The fact that Moody did not work or seek job opportunities after retirement does not go to incapacity and, thus, does not change the analysis. Workers under the Act are entitled to disability benefits when an injury is sufficient to preclude the possibility of working. Here, Moody could have changed his mind and chosen to work during his post-operative period, perhaps in a job that offered better hours. His shoulder injury and the resulting surgery took that choice away from him for at least two months.
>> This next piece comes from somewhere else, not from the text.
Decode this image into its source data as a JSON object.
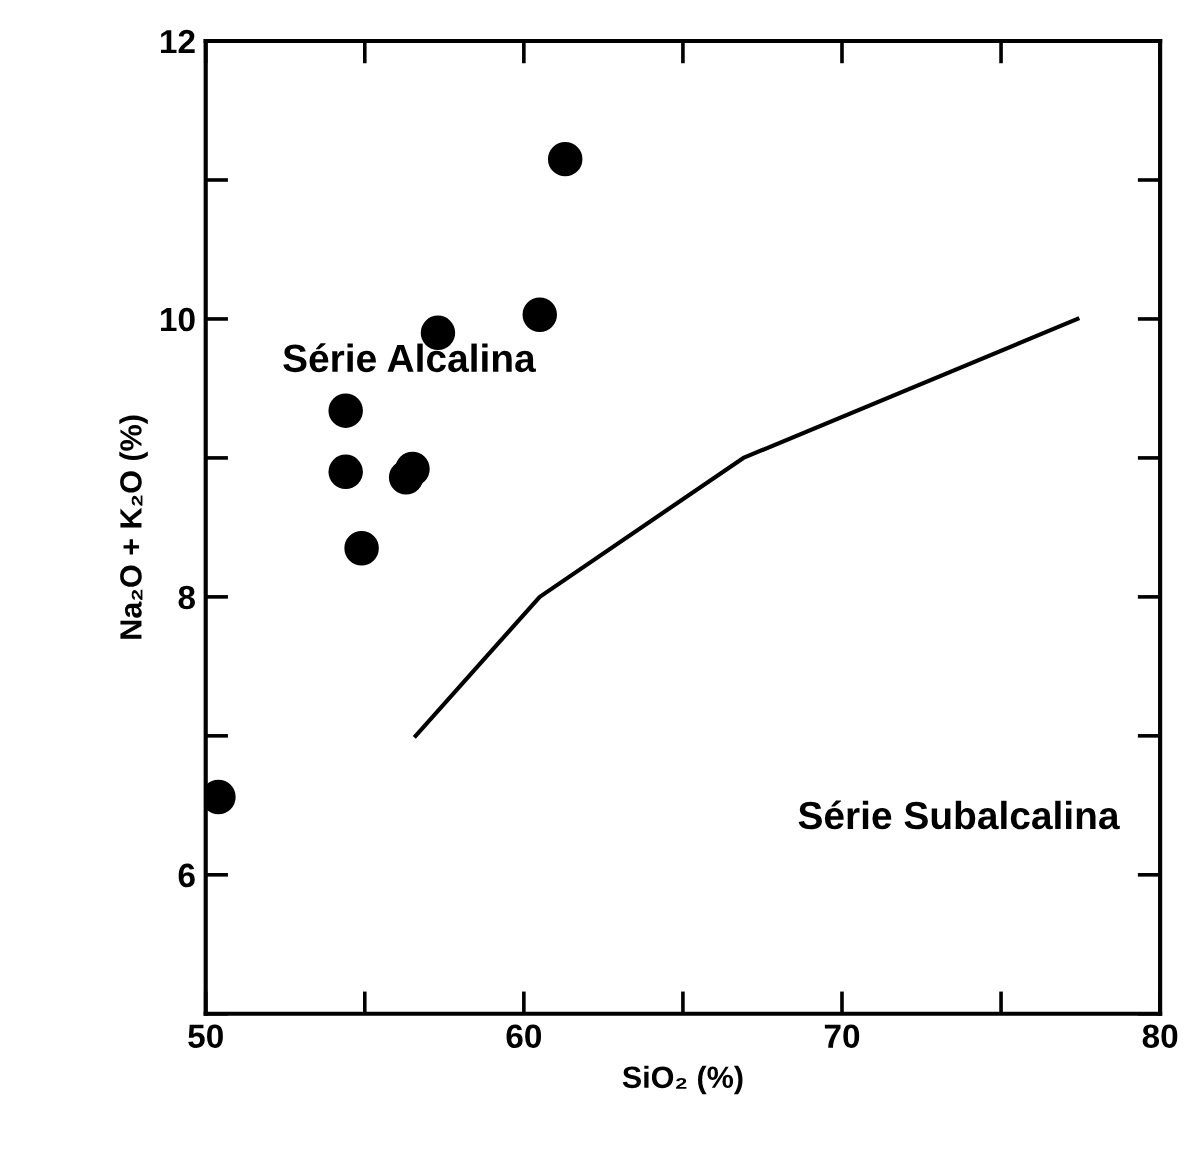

The purpose of the Act was to provide workers with necessary humanitarian protections in the interest of social justice between employer and employee, and the Supreme Court has recognized that the Act represents a compromise between their competing interests. Under this compromise, employees give up the possibility of greater damages in tort litigation in return for the certainty of compensation payments. In this case, the court gives effect to that compromise by applying the plain text of the statute and, where the text is ambiguous, adopting the interpretation that affords greater certainty of coverage.

Reversed and remanded.

Moody v. Huntington Ingalls Inc., Case No. 16-1773, Jan. 3, 2018, 4th Cir. (Gregory). John Harlow Klein for Petitioner; Christopher R. Hedrick for Respondent. Lawyres Weekly No. 001-008-18, 9 pp.